A Member commented that she was pleased to hear about the improvements and questioned what determined the response target; whether it was the condition or the individual concerned. The meeting heard that a lady in her 90s had fallen onto cold concrete floor outside when it was snowing but the call-handler did not consider the incident was urgent. The lady waited for 10 hours before the ambulance came and her son had been told not to move her. Mr Lyne explained that the clinician’s assessment had been that the need was not urgent; but the clinician would have been in contact with the patient or their representative during that time and would have re-categorised the patient if the situation became more urgent. It was very unfortunate as it was very difficult to balance priorities.

 

Mr Lyne was asked whether the campaign to persuade people to visit pharmacies etc. before seeking medical treatment from a doctor might have resulted in higher incidences of acuity.   Mr Lyne explained that he believed that the very cold weather and the numbers of people suffering from respiratory disorders had led to the higher incidences of acuity, but he would take these observations back for further considerations. He did not however believe that people were leaving it later before they called for an ambulance.

 

A Member questioned whether co-locating vehicles along with the Police and Fire and Rescue Service, had resulted in improved response times.

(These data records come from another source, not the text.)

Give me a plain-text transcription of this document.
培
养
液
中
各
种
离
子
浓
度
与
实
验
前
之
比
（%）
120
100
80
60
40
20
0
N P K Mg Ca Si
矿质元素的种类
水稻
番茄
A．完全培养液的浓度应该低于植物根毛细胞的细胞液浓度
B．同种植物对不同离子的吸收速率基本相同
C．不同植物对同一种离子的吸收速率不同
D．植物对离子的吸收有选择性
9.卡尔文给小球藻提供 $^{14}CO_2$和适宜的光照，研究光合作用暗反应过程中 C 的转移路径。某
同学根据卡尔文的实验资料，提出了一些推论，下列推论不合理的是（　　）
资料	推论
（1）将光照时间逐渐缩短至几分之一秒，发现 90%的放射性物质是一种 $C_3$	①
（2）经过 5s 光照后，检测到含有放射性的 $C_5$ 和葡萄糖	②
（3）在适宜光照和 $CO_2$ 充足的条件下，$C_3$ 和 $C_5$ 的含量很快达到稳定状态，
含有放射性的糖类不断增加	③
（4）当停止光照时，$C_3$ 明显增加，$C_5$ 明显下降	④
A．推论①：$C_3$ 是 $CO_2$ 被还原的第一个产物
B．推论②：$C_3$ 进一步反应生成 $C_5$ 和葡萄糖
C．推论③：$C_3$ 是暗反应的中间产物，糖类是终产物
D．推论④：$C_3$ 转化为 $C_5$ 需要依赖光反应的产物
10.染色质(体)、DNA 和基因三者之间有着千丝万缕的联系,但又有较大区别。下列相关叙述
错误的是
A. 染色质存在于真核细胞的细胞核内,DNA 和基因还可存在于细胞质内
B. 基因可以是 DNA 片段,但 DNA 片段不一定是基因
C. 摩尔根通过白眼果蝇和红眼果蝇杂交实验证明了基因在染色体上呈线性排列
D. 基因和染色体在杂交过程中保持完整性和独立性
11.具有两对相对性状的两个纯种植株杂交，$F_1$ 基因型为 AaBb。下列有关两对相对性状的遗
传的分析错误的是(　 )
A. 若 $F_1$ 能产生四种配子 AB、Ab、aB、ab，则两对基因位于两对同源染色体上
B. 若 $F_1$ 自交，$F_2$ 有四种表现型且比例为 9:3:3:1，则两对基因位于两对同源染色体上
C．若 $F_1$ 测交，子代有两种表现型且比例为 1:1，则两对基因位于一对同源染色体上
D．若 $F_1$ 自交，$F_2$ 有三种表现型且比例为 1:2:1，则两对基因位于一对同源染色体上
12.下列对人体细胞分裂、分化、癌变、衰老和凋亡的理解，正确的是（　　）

Mr Lyne did not believe that it had improved response times because the vehicles were just garaged together and once they went out to respond to a call, they stayed out rather than return back for stand-by. The system had however resulted in better team working with partners and the economies made enabled investment in the front line.

 

A member asked whether someone on calling 999, might be advised of the waiting time for an ambulance and told that if they could be moved, they might prefer to find their own way to hospital. If that was the case, it was questioned whether an option might be to use taxis or similar to transport people. Mr Lyne responded that the clinicians would give the expected response time and where feasible talk to the patient or the patient’s representative about finding an alternative way of going to hospital. They were looking a new ways of delivering the service to meet increased demand. There was also a new urgent care service which was dedicated to GP and health care professional referrals and this separated out those referrals from accident and emergency calls. This was a very new system but was already showing promising results.

 

A Member commented that many residents in Rutland went to EDs in Grantham, Kettering or Peterborough and questioned whether there were similar problems with ambulance transfer times there. Mr Lyne responded that the Leicester Royal Infirmary had one of the busiest EDs in Europe and so the problems experienced there were not usually experienced in those other hospitals.

 

A member asked whether the 15 minute turnaround target was achievable and Mr Lyne responded that if the resources and pathways were there, the target was achievable but given the pressures that existed across the whole system, especially within Adult Social Care, the target was something that needed to be worked on and would continue to present challenges.

 

The Chair asked how the additional requested investment would drive through the necessary improvements. Mr Lyne explained that much would be predicated on handover times and while they needed more clinicians and ambulances, they also needed to work with their acute partners to improve those handover delays and find different models of care and new pathways.

 

The Chair concluded the discussion and congratulated EMAS for the improvements that were being made.

 

AGREED:

that the report be noted and a further update be brought back to the committee in one year’s time.